Le ralliement du maire Aurélien Lopez Liguori derrière Gwendoline Chaudoir avait un prix. Et Agde ne s’en tire pas si mal, avec deux vice-présidences et trois conseillers communautaires.
On n’ira pas jusqu’à parler de consensus, mais cela y ressemble quand même un peu. L’élection de Gwendoline Chaudoir à la présidence de l’agglomération Hérault Méditerranée mardi soir au Moulin des Évêques, n’a en effet souffert aucune contestation. Et pour cause : elle était l’unique candidate.
L’épilogue d’une séquence politique entamée depuis de longs mois déjà et conclue le 22 mars dernier, à l’occasion du second tour des élections municipales. Qui, sur notre territoire, n’ont pas débouché sur de grands chambardements, si l’on excepte évidemment l’arrivée au fauteuil de maire d’Agde d’Aurélien Lopez-Liguori et, tout près de là, celle de Jean-Philippe Cabassut à Vias, à la place Jordan Dartier. Pour le reste, la continuité a prévalu dans la quasi-totalité des communes et c’est bien sous cet angle qu’il faut lire l’accession de Gwendoline Chaudoir à la présidence.
Deux vice-présidences pour Agde
Durant les jours qui ont suivi son élection, Aurélien Lopez Liguori a bien tenté de secouer le cocotier et de rallier des maires à sa cause. Il partait de loin. De trop loin pour espérer conquérir l’agglo. Mais quatre années sur les bancs de l’Assemblée nationale ont sans doute aiguisé la culture politique du nouveau maire d’Agde. Qui a finalement renoncé à s’opposer frontalement, tout en n’oubliant pas de négocier son ralliement, bien évidemment. Ainsi, il a hérité de la très symbolique 1re vice-présidence de la CAHM et sera chargé du développement économique et du numérique. La cheffe d’entreprise agathoise Viviane Canova a quant à elle reçu la 15e vice-présidence, celle reliée à l’Agence nationale de rénovation urbaine (Anru) et de la politique de la ville, deux thématiques importantes dans l’optique de la revitalisation du cœur de ville d’Agde.

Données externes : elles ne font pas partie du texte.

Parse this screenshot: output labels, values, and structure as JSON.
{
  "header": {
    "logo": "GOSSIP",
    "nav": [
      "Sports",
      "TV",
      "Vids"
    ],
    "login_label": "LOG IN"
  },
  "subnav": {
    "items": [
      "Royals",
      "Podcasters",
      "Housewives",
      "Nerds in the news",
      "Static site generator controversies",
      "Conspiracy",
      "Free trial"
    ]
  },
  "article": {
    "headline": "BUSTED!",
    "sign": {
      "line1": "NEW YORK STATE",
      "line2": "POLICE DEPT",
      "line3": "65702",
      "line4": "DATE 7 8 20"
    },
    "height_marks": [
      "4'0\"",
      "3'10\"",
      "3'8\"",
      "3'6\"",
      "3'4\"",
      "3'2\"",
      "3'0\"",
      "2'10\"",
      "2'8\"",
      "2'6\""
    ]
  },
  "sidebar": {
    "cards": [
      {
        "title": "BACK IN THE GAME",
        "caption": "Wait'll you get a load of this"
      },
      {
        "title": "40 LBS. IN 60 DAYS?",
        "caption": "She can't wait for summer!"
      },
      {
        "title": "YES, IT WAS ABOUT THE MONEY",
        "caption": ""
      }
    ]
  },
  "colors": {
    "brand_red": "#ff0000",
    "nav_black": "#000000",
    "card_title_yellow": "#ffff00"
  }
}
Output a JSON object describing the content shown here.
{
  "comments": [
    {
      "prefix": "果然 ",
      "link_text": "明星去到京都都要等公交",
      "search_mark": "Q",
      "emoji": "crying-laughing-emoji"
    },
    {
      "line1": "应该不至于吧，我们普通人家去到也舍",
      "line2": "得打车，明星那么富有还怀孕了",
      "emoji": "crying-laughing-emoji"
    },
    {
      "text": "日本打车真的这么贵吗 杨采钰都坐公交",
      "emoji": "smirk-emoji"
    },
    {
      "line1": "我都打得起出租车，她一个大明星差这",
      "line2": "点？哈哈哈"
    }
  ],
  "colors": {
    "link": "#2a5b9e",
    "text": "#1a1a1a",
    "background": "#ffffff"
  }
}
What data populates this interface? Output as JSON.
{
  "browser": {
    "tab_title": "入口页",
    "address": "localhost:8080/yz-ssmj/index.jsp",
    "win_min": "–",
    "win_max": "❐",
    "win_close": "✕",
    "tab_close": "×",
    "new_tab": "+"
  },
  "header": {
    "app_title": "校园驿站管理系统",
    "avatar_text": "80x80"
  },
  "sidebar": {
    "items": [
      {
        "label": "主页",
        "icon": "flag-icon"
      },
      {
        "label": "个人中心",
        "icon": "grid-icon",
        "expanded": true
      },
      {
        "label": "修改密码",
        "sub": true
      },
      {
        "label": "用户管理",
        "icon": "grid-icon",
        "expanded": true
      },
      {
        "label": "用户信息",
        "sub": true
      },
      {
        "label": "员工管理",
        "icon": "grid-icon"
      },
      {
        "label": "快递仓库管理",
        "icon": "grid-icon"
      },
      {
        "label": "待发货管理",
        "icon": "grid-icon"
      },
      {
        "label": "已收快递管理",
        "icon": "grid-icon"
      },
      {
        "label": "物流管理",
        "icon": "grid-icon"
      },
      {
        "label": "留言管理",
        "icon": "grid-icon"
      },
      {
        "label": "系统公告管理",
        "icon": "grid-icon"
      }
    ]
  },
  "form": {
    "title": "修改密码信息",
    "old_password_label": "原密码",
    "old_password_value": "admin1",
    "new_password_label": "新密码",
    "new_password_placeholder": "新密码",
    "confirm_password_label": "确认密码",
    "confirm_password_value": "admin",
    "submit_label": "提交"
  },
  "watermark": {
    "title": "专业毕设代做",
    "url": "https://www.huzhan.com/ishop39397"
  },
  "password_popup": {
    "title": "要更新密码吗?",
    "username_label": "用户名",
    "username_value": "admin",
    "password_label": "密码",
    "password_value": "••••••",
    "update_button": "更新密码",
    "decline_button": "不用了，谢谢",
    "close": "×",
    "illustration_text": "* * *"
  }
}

Tourisme, voiries, espaces verts, propreté…
La communauté d’agglomération Hérault Méditerranée a également mis en place sept conseillers communautaires délégués. Où les Agathois Laurence Quesney et Laurent Brault s’occuperont respectivement du tourisme, de la propreté, des voiries et des espaces verts. Des compétences primordiales pour la ville d’Agde, ce qui ne veut évidemment pas dire que les autres communes seront moins bien loties. Mais pour la première station balnéaire de France, qui passe de 30 000 habitants l’hiver à plus de 250 000 en période estivale, ces sujets sont capitaux.
On pense notamment à l’office de tourisme Cap d’Agde Méditerranée, qui chapeaute les vingt communes de l’agglo, financé en très grande partie par les taxes de séjour prélevées à Agde, soit plus de 3 millions d’euros selon nos informations. Il semblait inconcevable qu’en la matière, la ville ne puisse pas peser d’une façon ou d’une autre sur la politique touristique de la destination.
Les quinze vice-présidents
1er vice-président : Aurélien Lopez-Liguori (Agde, développement économique et numérique) ; 2e VP : Armand Rivière (Pézenas, projet de territoire, commerce de proximité) ; 3e VP : Jean-Philippe Cabassut (Vias, Gemapi et littoral) ; 4e VP : Stéphane Pépin Bonet (Bessan, finances) ; 5e VP : Vincent Gaudy (Florensac, eau et assainissement) ; 6e VP : Yann Llopis (Montagnac, patrimoine) ; 7e VP : Jean Augé (St-Thibéry, transition écologique, environnement) ; 8e VP : Jean-Charles Desplan (Caux, mobilités) ; 9e VP : Laurent Durban (Pomerols, aménagement durable du territoire) ; 10e VP : Nicolas Isern (Pinet, cohésion sociale) ; 11e VP : Lionel Puche (Tourbes, ressources humaines, dialogue social) ; 12e VP : Marie-Aude Sicard (Nézignan, stratégie de l’emploi) ; 13e VP : Nicolas Bril (Lézignan-la-Cèbe, tranquillité publique) ; 14e VP : Jean-René Pénas (Adissan, sécurité civile) ; 15e VP : Viviane Canova (Agde, Anru, politique de la ville).